Robert Parker, the world's most influential wine critic, announced well ahead of time that he would not be attending En Primeur.  It is difficult to explain the scope of Parker's influence in Bordeaux.  As an up and coming wine critic decades ago, Parker instituted a 100 point rating scale for wine and that scale has become the industry standard.  He emphatically declared that he cared only about what is in the glass, not the prestige or history of the producer.  This was a huge blow to a number of wineries that had been essentially coasting on their prestige.  He also likes big, bold, fruit forward wines of the California style.  Many traditionalists have complained about the Parkerization of Bordeaux as wine makers scramble to adjust their style to meet Parker's tastes.  Parker appointed the wine critic Neil Martin to go to En Primeur in his place.  I don't have any strong opinion about Martin, and that's the problem.  I am sure Martin is a competent wine critic but he does not have the legendary status of Parker.  I don't know that Parker's absence hurt En Primeur, but it surely did not help.
The wines were released with more reasonable pricing than in the past and there were some real success stories.  It is a great time to buy Bordeaux.  Wine from houses like Beychevelle, Smith Haut Lafite, and even Cos d'Estournel can be had at the best prices we have seen in years.  But the thrill is gone.  Lafit Rothschild, one of the most sought after wines, has released only tiny allocations.  It is, I suppose a good marketing tool, creating a lot of scarcity for their brand.  But it has had a cooling effect on Bordeaux as a whole.  Some of the other great houses, namely Cheval Blanc, Petrus, and Le Pin have yet to release, but the allocations are likely to be small and prices high.
Had the the top Chateaux released a little more quickly and a little more cheaply there might have been some real enthusiasm and urgency.  But they didn't.  The slow allocations, the lack of celebrity, and the ambitious pricing of certain houses has left the En Primeur campaign stuck.  The vintage that should have heralded Bordeaux's grand return has largely been greeted with disppointed head shakes and shrugs from potential buyers.
This is, of course, not the end. Bordeaux has been through tough times before.  A string of bad vintages in the 1970s left the region on the ropes and it did recover.  The Bordelaise are a stubborn lot, but they have staying power that few can match and I have no doubt that, between their unparalleled expertise, excellent terroir, and that sheer cussedness peculiar to the French, they will find their way back.  When they do, I will be glad that I put away some 2014s for long-term aging.

Wednesday, May 20, 2015

Hussonet Cabernet Sauvignon Gran Reserva 2010 (about $15)

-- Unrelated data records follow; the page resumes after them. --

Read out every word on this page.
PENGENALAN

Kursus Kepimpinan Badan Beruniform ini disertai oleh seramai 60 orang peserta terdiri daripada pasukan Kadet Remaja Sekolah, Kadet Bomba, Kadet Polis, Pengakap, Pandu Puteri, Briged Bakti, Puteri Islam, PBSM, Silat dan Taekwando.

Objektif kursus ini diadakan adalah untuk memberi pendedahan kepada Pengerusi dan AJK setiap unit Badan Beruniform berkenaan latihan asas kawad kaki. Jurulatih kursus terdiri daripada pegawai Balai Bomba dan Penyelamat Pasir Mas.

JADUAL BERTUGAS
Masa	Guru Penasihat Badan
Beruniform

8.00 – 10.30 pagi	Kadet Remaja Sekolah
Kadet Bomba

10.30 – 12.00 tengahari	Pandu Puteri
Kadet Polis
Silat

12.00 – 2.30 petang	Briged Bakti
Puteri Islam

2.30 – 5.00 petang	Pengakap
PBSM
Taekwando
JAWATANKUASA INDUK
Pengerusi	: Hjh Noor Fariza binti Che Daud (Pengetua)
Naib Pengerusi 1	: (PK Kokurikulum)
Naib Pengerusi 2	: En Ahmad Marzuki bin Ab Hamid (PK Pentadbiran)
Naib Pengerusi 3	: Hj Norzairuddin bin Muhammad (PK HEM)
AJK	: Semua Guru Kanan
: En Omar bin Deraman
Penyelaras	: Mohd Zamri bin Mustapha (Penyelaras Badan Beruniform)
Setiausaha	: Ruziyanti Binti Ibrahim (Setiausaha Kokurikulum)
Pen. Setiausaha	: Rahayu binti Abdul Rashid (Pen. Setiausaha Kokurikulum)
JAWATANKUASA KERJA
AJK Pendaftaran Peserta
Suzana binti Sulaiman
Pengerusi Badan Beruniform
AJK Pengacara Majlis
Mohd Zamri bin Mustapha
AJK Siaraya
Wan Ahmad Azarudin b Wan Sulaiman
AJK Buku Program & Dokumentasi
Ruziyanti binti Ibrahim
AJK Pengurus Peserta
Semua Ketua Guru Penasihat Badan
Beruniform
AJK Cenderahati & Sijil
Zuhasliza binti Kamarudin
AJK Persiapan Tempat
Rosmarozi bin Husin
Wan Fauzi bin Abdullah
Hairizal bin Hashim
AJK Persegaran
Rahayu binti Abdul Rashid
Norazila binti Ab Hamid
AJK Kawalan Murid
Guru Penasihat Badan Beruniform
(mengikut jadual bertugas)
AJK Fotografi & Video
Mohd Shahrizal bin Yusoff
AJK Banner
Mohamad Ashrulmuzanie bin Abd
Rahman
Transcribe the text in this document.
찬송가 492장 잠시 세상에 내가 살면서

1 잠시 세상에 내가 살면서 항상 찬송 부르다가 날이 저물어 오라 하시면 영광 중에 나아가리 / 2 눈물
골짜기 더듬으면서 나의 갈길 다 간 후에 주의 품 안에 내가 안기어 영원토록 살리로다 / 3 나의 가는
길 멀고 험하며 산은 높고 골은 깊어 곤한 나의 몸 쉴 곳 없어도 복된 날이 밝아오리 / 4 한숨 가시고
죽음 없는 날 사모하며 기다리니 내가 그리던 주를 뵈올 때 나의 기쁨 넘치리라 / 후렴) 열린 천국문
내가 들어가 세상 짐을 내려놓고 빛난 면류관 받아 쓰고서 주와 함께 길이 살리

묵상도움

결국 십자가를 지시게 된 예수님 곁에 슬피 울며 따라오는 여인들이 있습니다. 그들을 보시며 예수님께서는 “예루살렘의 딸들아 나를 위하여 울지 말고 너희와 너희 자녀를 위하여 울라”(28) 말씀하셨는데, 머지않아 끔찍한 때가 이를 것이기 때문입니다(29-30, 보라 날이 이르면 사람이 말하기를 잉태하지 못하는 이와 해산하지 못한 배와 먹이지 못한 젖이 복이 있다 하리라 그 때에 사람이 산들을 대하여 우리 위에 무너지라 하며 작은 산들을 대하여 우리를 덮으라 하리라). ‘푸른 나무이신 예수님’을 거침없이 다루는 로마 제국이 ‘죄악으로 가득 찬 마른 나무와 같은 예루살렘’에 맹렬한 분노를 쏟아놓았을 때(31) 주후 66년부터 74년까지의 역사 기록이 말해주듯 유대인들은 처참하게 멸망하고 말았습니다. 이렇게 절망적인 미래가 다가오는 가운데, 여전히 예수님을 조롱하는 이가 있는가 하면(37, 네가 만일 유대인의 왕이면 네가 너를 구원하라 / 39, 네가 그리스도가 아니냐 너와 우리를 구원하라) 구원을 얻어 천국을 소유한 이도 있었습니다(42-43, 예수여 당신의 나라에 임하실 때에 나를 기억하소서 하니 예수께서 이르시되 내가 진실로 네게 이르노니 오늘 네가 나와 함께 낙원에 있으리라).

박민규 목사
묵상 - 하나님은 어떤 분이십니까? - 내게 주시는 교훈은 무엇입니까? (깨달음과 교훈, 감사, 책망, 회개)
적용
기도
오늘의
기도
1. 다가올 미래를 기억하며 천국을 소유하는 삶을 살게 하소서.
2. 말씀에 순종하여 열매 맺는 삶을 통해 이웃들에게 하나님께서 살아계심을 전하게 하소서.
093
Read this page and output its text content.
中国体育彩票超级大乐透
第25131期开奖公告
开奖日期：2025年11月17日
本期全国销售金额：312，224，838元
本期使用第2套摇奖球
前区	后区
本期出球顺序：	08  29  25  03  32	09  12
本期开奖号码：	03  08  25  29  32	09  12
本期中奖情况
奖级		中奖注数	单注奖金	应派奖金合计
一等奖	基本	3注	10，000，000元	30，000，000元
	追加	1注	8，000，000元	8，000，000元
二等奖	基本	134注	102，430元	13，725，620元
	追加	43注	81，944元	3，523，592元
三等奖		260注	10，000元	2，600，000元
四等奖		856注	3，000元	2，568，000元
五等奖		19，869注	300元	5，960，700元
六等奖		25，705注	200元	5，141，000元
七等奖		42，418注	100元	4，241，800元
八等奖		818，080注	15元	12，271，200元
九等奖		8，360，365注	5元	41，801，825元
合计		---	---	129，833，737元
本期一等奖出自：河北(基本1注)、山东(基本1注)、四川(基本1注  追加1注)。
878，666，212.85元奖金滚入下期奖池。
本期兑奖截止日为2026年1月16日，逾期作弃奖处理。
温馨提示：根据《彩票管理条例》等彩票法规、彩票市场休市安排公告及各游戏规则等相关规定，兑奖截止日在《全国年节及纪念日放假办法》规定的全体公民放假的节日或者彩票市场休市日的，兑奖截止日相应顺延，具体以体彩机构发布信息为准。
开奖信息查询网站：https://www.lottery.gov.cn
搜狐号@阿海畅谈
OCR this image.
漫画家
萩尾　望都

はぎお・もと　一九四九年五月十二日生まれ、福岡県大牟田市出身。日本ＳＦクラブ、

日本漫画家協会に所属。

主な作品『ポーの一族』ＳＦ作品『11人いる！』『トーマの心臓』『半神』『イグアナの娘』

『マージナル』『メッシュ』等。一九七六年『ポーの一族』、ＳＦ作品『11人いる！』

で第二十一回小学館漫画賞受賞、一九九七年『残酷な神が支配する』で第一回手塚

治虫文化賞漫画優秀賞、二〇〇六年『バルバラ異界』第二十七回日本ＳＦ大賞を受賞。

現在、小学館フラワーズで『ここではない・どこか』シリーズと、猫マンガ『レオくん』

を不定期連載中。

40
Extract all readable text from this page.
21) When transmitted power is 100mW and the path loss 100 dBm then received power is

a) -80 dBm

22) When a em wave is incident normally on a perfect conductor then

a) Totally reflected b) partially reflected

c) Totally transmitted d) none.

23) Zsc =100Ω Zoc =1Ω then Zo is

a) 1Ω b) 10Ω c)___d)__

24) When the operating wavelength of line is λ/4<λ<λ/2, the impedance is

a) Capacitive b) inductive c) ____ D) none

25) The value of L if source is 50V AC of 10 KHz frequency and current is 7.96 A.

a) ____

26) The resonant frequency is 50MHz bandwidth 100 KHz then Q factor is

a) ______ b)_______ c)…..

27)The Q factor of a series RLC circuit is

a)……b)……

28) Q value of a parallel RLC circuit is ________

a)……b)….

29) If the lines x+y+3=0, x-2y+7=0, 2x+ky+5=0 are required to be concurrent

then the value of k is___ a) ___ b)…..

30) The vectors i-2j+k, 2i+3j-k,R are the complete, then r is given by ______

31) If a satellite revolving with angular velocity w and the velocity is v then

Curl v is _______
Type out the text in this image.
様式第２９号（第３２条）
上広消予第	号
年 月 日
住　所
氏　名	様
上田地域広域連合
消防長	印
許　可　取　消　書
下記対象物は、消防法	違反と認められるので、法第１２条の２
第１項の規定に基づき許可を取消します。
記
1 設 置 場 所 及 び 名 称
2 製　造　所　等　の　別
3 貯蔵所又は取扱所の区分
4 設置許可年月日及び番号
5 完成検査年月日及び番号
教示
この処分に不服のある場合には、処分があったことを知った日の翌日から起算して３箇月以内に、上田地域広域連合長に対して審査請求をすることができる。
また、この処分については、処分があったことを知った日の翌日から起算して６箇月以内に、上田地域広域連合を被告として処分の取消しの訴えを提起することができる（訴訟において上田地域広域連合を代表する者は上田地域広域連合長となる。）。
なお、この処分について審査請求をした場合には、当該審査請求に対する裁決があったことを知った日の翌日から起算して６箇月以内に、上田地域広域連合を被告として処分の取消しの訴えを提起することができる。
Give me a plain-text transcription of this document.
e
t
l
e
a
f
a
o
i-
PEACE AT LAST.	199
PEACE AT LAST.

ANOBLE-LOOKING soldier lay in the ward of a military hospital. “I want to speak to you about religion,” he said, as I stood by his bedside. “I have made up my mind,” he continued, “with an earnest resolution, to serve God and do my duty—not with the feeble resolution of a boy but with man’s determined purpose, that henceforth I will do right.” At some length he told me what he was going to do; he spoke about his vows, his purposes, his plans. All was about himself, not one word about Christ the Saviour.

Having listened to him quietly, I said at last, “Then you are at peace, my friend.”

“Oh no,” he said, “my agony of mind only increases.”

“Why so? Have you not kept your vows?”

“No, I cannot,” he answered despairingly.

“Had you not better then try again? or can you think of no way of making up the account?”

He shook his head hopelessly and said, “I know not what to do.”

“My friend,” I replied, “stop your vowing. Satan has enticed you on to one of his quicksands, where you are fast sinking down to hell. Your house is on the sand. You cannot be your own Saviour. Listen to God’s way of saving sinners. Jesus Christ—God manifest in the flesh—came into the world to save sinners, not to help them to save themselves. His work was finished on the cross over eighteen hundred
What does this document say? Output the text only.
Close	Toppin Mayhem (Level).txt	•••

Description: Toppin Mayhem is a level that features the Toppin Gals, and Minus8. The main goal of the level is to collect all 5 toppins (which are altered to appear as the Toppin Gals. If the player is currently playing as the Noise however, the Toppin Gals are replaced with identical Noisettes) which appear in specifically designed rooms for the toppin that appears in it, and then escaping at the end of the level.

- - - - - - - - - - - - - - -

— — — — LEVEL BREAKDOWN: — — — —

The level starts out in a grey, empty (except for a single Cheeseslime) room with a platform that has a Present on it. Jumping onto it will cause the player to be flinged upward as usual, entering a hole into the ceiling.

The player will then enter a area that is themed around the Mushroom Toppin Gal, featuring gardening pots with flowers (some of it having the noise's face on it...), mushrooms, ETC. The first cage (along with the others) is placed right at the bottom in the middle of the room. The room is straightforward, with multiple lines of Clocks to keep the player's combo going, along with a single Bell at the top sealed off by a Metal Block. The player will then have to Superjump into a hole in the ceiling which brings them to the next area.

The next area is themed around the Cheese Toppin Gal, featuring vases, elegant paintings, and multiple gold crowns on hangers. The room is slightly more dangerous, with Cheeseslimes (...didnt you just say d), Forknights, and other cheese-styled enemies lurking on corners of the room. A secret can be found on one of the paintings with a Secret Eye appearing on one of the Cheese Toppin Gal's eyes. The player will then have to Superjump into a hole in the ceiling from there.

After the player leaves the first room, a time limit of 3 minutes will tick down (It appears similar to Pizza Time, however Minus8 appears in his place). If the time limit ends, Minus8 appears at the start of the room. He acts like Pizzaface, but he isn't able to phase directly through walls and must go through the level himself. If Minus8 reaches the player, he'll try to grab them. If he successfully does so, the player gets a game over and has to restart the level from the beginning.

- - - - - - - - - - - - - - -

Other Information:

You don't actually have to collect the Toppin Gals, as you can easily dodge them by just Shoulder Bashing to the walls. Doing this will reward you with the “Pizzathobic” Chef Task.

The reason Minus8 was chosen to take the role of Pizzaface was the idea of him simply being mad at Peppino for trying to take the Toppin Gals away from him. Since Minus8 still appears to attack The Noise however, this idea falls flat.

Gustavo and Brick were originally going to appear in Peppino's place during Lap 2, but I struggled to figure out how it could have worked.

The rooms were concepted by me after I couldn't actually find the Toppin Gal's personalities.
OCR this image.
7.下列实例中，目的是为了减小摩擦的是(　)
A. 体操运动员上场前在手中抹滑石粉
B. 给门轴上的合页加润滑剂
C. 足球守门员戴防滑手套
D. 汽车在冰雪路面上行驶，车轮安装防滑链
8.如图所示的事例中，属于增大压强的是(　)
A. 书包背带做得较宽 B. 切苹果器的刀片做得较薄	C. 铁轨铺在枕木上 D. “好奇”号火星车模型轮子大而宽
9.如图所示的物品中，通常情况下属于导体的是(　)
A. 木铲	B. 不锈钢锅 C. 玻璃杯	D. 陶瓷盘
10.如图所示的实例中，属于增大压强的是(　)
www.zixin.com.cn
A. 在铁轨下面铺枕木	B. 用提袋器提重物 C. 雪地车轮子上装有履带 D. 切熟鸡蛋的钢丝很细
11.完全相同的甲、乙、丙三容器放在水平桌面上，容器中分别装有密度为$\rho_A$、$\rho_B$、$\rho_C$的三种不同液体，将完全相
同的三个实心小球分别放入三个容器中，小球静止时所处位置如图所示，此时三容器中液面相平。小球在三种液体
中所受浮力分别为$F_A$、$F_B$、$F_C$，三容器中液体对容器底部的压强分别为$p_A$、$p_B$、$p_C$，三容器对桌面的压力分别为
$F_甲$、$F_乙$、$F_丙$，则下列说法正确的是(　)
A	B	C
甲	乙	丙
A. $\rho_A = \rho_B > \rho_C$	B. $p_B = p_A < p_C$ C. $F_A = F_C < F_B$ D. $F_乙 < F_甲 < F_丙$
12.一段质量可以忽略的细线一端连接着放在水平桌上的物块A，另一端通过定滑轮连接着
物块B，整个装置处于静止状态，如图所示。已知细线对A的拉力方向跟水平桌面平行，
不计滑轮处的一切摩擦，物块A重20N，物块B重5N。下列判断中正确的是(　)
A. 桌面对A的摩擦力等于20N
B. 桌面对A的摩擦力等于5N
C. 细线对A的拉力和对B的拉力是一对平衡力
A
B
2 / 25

About the Wine: Old World wine loyalists are often quick to point out that in places like Italy and Spain a wine can only be labeled as Riserva or Reserva if it meets strict requirements of whatever region it is produced in.  South American wineries have an unfortunate reputation for being willing to slap the Reserva label on anything.  What makes it more confusing is that some South American producers of $15 Reservas actually do have $10 wines that don't carry the label.  As with everything else, it comes down to what's in the glass.

About THIS Wine:  Green pepper is entirely dominant on the nose.  The prominence of the pepper on the nose made me fear some severe flaw, but the palate is fine.  It is tight, almost austere with fairly firm tannins.  With some time it does open up into some very modest dark fruit.  The finish does not go on as long as I would like.  

Drinking This Wine:  This is and can only be a steak wine.

Overall Impression:  Not bad, though a bit one dimensional.  I would have to say that this is fair for the price for those who prefer dry, Old World style wines.  If you are looking for a fruit foward New World wine, look elsewhere.